By Airman 1st Class Samuel Taylor and Airman 1st Class Jacob Morgan
DOVER AIR FORCE BASE, Del. -- NASCAR fans were treated to the sounds of roaring stockcars, F-16 engines and the soft billowing of American and checkered flags at a triple-header event May 13 to 15 at Dover International Speedway, Del.
The weekend featured the Lucas Oil 200, 5-Hour Energy 200 and FedEx 400 benefitting Autism Speaks.
It was three days of festivities highlighting military and community bonds. From flyovers, to honorary pit-crews, Team Dover left its mark at the 'Monster Mile.'
The events kicked off May 12 with a C-17 Globemaster III and Isochronal Dock tour at Dover Air Force Base, Del., for ThorSport Racing and Red Horse Racing pit-crews and drivers.
"As a team we normally do not get the opportunity to get away from the racetrack and do fun and interesting things. It was nice this weekend in Dover to get away from the track and participate in a tour at Dover AFB," said Bob Heilbrun, Red Horse Racing No. 7 car crewmember. "The tour only motivated us next year to hopefully get to fly in one of the planes. It was a really fun experience and I hope we make it an annual event."
Friday's truck race featured more than 25 Team Dover members serving alongside professional pit-crews in the pits of the 'Monster Mile.' The camo-clad crewmembers proved welcome additions to pit row. One such member, Staff Sgt. William Harrington, 436th Mission Support Group food service supervisor, found himself catching tires in the heat of a pit-stop by the ThorSports Racing's No. 13 truck, driven by Johnny Sauter.
"I'm really proud to be able to do something for the Dover AFB servicemembers," said Sauter, whose team is currently in second place of the Camping World Truck Series. "They do amazing work every day and don't usually get recognized for it."
In addition to the truck race, May 13 featured a free NASCAR social at The Landings Club. The event featured a live band, a micro-racing track, children's entertainment and Sprint Cup drivers, including A.J. Allmendinger, No. 43 car driver, and Carl Edwards, No. 99 car driver, giving autographs.
However, Dover AFB's involvement in NASCAR was not limited to the base. It also set up shop at the Military Expo Village, organized and supervised by the United Service Organization in conjunction with Dover Motorsports. The Military Expo Village, situated in the Fan Zone at the Speedway, featured static displays, demonstrations and exhibits of military technology from various military branches and units.
"The presence of Explosive Ordinance Removal raised awareness that Air Force members are risking their lives conducting EOD missions, not just Army and Marine teams," said Tech. Sgt. Chris Adjoodani, 436th Civil Engineer Squadron non-commissioned officer in charge of quality assurance and EOD.

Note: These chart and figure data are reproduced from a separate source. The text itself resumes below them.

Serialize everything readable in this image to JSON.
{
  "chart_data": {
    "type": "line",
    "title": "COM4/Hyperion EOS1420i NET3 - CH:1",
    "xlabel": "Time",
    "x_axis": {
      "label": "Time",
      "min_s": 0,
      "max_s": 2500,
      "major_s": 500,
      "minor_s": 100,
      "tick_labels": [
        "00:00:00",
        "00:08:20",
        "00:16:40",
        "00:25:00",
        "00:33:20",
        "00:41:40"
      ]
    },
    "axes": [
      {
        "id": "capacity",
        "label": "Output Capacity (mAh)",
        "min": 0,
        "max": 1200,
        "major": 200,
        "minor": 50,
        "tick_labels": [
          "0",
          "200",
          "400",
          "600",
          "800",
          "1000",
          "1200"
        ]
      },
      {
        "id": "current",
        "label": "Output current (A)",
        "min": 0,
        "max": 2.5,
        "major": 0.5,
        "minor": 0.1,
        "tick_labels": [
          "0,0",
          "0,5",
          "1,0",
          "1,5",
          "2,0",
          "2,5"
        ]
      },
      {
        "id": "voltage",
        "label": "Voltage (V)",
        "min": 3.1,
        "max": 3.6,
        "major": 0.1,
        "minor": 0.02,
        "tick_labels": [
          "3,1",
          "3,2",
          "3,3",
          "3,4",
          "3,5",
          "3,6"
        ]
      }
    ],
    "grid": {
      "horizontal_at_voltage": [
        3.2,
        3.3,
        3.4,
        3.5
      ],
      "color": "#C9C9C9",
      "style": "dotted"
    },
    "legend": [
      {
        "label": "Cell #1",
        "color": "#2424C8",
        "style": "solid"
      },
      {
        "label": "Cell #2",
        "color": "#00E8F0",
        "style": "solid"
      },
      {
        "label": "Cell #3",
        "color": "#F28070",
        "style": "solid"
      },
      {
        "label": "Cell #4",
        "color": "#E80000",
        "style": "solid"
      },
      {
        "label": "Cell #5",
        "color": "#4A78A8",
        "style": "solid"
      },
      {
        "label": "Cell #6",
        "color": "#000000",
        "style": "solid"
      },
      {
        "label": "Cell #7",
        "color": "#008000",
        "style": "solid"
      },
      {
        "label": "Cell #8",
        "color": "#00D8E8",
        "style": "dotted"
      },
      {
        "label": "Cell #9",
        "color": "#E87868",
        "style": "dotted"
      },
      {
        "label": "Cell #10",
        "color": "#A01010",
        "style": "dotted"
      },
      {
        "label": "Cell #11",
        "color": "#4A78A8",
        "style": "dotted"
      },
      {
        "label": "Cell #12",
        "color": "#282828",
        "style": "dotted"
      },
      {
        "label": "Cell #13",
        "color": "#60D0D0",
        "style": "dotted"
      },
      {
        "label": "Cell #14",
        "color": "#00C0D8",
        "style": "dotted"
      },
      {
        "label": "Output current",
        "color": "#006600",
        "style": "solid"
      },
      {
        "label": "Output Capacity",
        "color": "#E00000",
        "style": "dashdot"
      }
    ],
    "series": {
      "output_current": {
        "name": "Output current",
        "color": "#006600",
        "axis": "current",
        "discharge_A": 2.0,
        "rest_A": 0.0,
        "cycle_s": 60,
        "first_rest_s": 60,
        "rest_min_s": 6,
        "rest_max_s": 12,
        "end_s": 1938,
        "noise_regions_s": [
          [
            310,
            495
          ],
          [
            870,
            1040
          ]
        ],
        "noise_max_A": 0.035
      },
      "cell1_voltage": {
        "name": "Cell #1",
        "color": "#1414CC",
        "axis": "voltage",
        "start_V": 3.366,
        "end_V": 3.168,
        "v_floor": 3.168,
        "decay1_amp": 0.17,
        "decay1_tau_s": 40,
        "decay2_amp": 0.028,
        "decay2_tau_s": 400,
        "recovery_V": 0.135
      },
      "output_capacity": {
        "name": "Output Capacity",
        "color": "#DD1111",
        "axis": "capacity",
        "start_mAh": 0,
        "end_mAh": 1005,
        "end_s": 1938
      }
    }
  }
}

Festivities on May 14 included a C-17 Globemaster III flyover and an invocation by Capt. Joshua Rumsey, chaplain, 436th Airlift Wing.
The race on May 15 featured Allmendinger's No. 43 car, which is co-sponsored by the U.S. Air Force. The No. 43 car led last year's race at the 'Monster Mile' for 143 laps, only to drop to 10th place on the last lap due to a flat tire.

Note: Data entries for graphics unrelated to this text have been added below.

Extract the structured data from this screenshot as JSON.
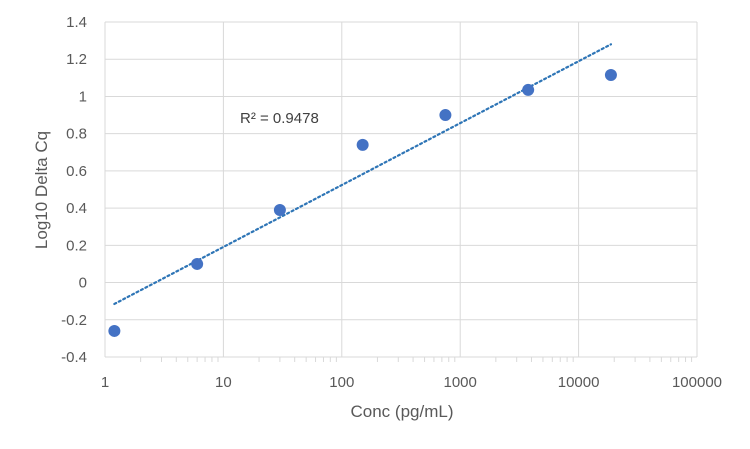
{
  "chart_data": {
    "type": "scatter",
    "xlabel": "Conc (pg/mL)",
    "ylabel": "Log10 Delta Cq",
    "x_scale": "log",
    "xlim": [
      1,
      100000
    ],
    "ylim": [
      -0.4,
      1.4
    ],
    "x_ticks": [
      1,
      10,
      100,
      1000,
      10000,
      100000
    ],
    "x_tick_labels": [
      "1",
      "10",
      "100",
      "1000",
      "10000",
      "100000"
    ],
    "y_ticks": [
      -0.4,
      -0.2,
      0,
      0.2,
      0.4,
      0.6,
      0.8,
      1,
      1.2,
      1.4
    ],
    "y_tick_labels": [
      "-0.4",
      "-0.2",
      "0",
      "0.2",
      "0.4",
      "0.6",
      "0.8",
      "1",
      "1.2",
      "1.4"
    ],
    "grid": true,
    "points": [
      {
        "x": 1.2,
        "y": -0.26
      },
      {
        "x": 6,
        "y": 0.1
      },
      {
        "x": 30,
        "y": 0.39
      },
      {
        "x": 150,
        "y": 0.74
      },
      {
        "x": 750,
        "y": 0.9
      },
      {
        "x": 3750,
        "y": 1.035
      },
      {
        "x": 18750,
        "y": 1.115
      }
    ],
    "trendline": {
      "type": "log-linear",
      "start": {
        "x": 1.2,
        "y": -0.115
      },
      "end": {
        "x": 18750,
        "y": 1.28
      },
      "r_squared_label": "R² = 0.9478"
    },
    "colors": {
      "marker": "#4472C4",
      "trendline": "#2E75B6",
      "grid": "#D9D9D9",
      "text": "#595959"
    }
  }
}
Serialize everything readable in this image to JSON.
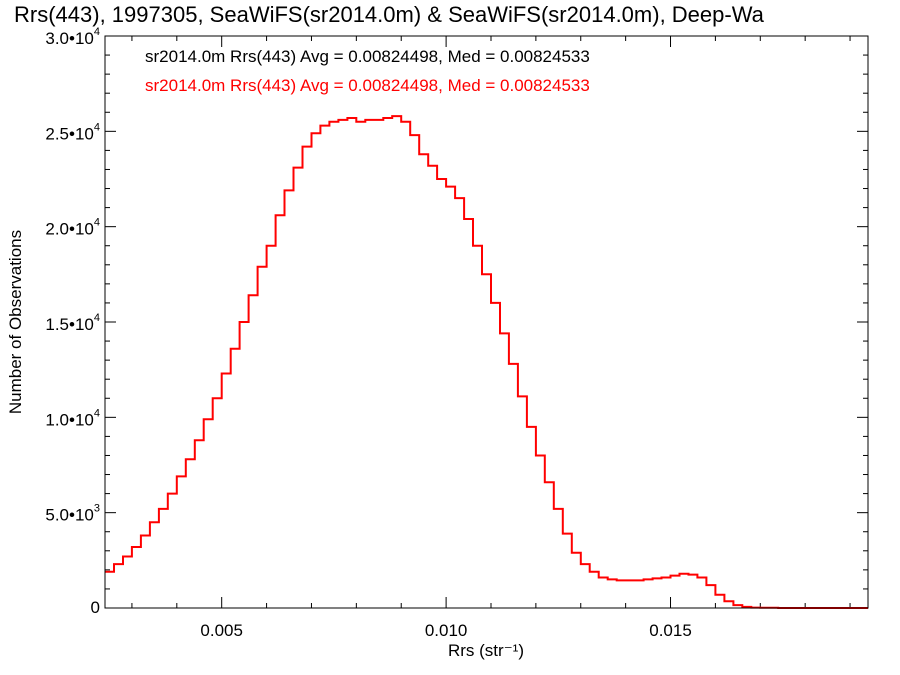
{
  "chart_data": {
    "type": "line",
    "title": "Rrs(443), 1997305, SeaWiFS(sr2014.0m) & SeaWiFS(sr2014.0m), Deep-Wa",
    "xlabel": "Rrs (str⁻¹)",
    "ylabel": "Number of Observations",
    "xlim": [
      0.0024,
      0.0194
    ],
    "ylim": [
      0,
      30000
    ],
    "x_ticks": [
      {
        "value": 0.005,
        "label": "0.005"
      },
      {
        "value": 0.01,
        "label": "0.010"
      },
      {
        "value": 0.015,
        "label": "0.015"
      }
    ],
    "y_ticks": [
      {
        "value": 0,
        "label": "0"
      },
      {
        "value": 5000,
        "label": "5.0•10",
        "exp": "3"
      },
      {
        "value": 10000,
        "label": "1.0•10",
        "exp": "4"
      },
      {
        "value": 15000,
        "label": "1.5•10",
        "exp": "4"
      },
      {
        "value": 20000,
        "label": "2.0•10",
        "exp": "4"
      },
      {
        "value": 25000,
        "label": "2.5•10",
        "exp": "4"
      },
      {
        "value": 30000,
        "label": "3.0•10",
        "exp": "4"
      }
    ],
    "annotations": [
      {
        "text": "sr2014.0m Rrs(443) Avg = 0.00824498, Med = 0.00824533",
        "color": "#000000"
      },
      {
        "text": "sr2014.0m Rrs(443) Avg = 0.00824498, Med = 0.00824533",
        "color": "#ff0000"
      }
    ],
    "series": [
      {
        "color": "#ff0000",
        "x": [
          0.0024,
          0.0026,
          0.0028,
          0.003,
          0.0032,
          0.0034,
          0.0036,
          0.0038,
          0.004,
          0.0042,
          0.0044,
          0.0046,
          0.0048,
          0.005,
          0.0052,
          0.0054,
          0.0056,
          0.0058,
          0.006,
          0.0062,
          0.0064,
          0.0066,
          0.0068,
          0.007,
          0.0072,
          0.0074,
          0.0076,
          0.0078,
          0.008,
          0.0082,
          0.0084,
          0.0086,
          0.0088,
          0.009,
          0.0092,
          0.0094,
          0.0096,
          0.0098,
          0.01,
          0.0102,
          0.0104,
          0.0106,
          0.0108,
          0.011,
          0.0112,
          0.0114,
          0.0116,
          0.0118,
          0.012,
          0.0122,
          0.0124,
          0.0126,
          0.0128,
          0.013,
          0.0132,
          0.0134,
          0.0136,
          0.0138,
          0.014,
          0.0142,
          0.0144,
          0.0146,
          0.0148,
          0.015,
          0.0152,
          0.0154,
          0.0156,
          0.0158,
          0.016,
          0.0162,
          0.0164,
          0.0166,
          0.0168,
          0.017,
          0.0174,
          0.018,
          0.0186,
          0.0194
        ],
        "y": [
          1900,
          2300,
          2700,
          3200,
          3800,
          4500,
          5200,
          6000,
          6900,
          7800,
          8800,
          9900,
          11000,
          12300,
          13600,
          15000,
          16400,
          17900,
          19000,
          20600,
          21900,
          23100,
          24200,
          24900,
          25300,
          25500,
          25600,
          25700,
          25500,
          25600,
          25600,
          25700,
          25800,
          25500,
          24800,
          23800,
          23200,
          22500,
          22100,
          21500,
          20400,
          19000,
          17500,
          16000,
          14400,
          12800,
          11100,
          9500,
          8000,
          6600,
          5200,
          3900,
          2900,
          2300,
          1900,
          1600,
          1500,
          1450,
          1450,
          1450,
          1500,
          1550,
          1600,
          1700,
          1800,
          1750,
          1600,
          1200,
          700,
          350,
          150,
          60,
          20,
          10,
          0,
          0,
          0,
          0
        ]
      }
    ],
    "grid": false
  }
}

"[Dover International Speedway] is my favorite track on the circuit," said Mr. Allmendinger. "It has high banks, is really fast, and I've had a lot of success there over the years."

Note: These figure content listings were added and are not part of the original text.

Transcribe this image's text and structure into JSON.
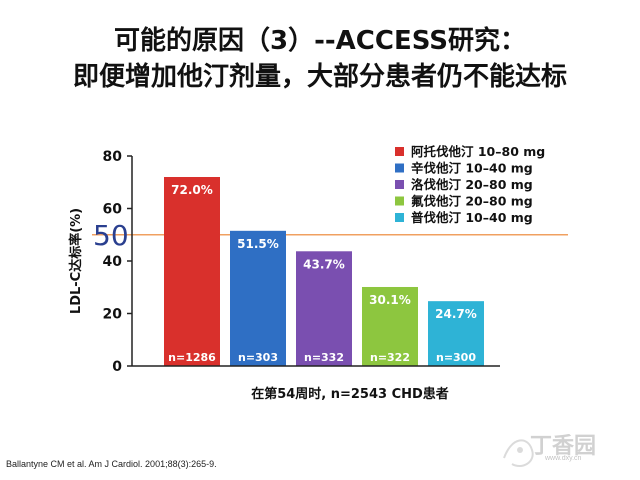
{
  "slide": {
    "title_line1": "可能的原因（3）--ACCESS研究：",
    "title_line2": "即便增加他汀剂量，大部分患者仍不能达标",
    "citation": "Ballantyne CM et al. Am J Cardiol. 2001;88(3):265-9.",
    "watermark_text": "丁香园",
    "watermark_url": "www.dxy.cn"
  },
  "chart_data": {
    "type": "bar",
    "title": "",
    "xlabel": "在第54周时, n=2543 CHD患者",
    "ylabel": "LDL-C达标率(%)",
    "ylim": [
      0,
      80
    ],
    "yticks": [
      0,
      20,
      40,
      60,
      80
    ],
    "grid": false,
    "legend_position": "top-right",
    "reference_line": {
      "value": 50,
      "label": "50",
      "color": "#f0a060"
    },
    "series": [
      {
        "name": "阿托伐他汀 10–80 mg",
        "value": 72.0,
        "value_label": "72.0%",
        "n_label": "n=1286",
        "color": "#d9302c"
      },
      {
        "name": "辛伐他汀 10–40 mg",
        "value": 51.5,
        "value_label": "51.5%",
        "n_label": "n=303",
        "color": "#2f6fc4"
      },
      {
        "name": "洛伐他汀 20–80 mg",
        "value": 43.7,
        "value_label": "43.7%",
        "n_label": "n=332",
        "color": "#7a4fb0"
      },
      {
        "name": "氟伐他汀 20–80 mg",
        "value": 30.1,
        "value_label": "30.1%",
        "n_label": "n=322",
        "color": "#8dc63f"
      },
      {
        "name": "普伐他汀 10–40 mg",
        "value": 24.7,
        "value_label": "24.7%",
        "n_label": "n=300",
        "color": "#2eb3d6"
      }
    ]
  }
}
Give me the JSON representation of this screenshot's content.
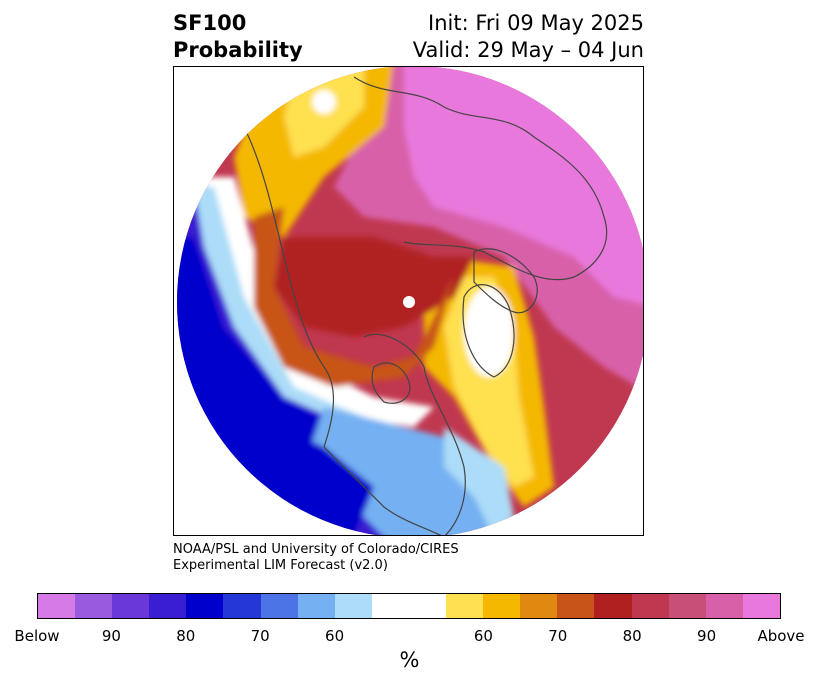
{
  "title": {
    "left_line1": "SF100",
    "left_line2": "Probability",
    "right_line1": "Init: Fri 09 May 2025",
    "right_line2": "Valid: 29 May – 04 Jun"
  },
  "credit": {
    "line1": "NOAA/PSL and University of Colorado/CIRES",
    "line2": "Experimental LIM Forecast (v2.0)"
  },
  "colorbar": {
    "unit": "%",
    "colors": [
      "#d67ae8",
      "#9a5ae0",
      "#6a38d8",
      "#3a1ed2",
      "#0000cc",
      "#2438d8",
      "#4c74e6",
      "#74b0f2",
      "#acdcf8",
      "#ffffff",
      "#ffffff",
      "#ffe050",
      "#f4b800",
      "#e08810",
      "#c85418",
      "#b02020",
      "#c03850",
      "#c85078",
      "#d860a8",
      "#e878dc"
    ],
    "tick_labels": [
      "Below",
      "90",
      "80",
      "70",
      "60",
      "60",
      "70",
      "80",
      "90",
      "Above"
    ]
  },
  "map": {
    "projection": "north-polar-stereographic",
    "colors": {
      "above_max": "#e878dc",
      "above_90": "#d860a8",
      "above_85": "#c85078",
      "above_80": "#c03850",
      "above_75": "#b02020",
      "above_70": "#c85418",
      "above_65": "#e08810",
      "above_60": "#f4b800",
      "above_55": "#ffe050",
      "neutral": "#ffffff",
      "below_55": "#acdcf8",
      "below_60": "#74b0f2",
      "below_65": "#4c74e6",
      "below_70": "#2438d8",
      "below_75": "#0000cc",
      "below_80": "#3a1ed2",
      "below_85": "#6a38d8",
      "below_max": "#9a5ae0",
      "coastline": "#444444"
    }
  }
}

Unfortunately, the AF co-sponsored car was plagued by engine problems this year, which forced the No. 43 team to withdraw from the race. Due to the car's withdrawal, the team dropped from 11th place to 16th place in the NASCAR Sprint Cup Series driver point standings.
"This was my first NASCAR event and it was a great way to be introduced to the sport," said Col. Mark Camerer, 436th Airlift Wing commander. "It was awesome to see military members and members of the community working together at one of Dover's internationally recognized venues."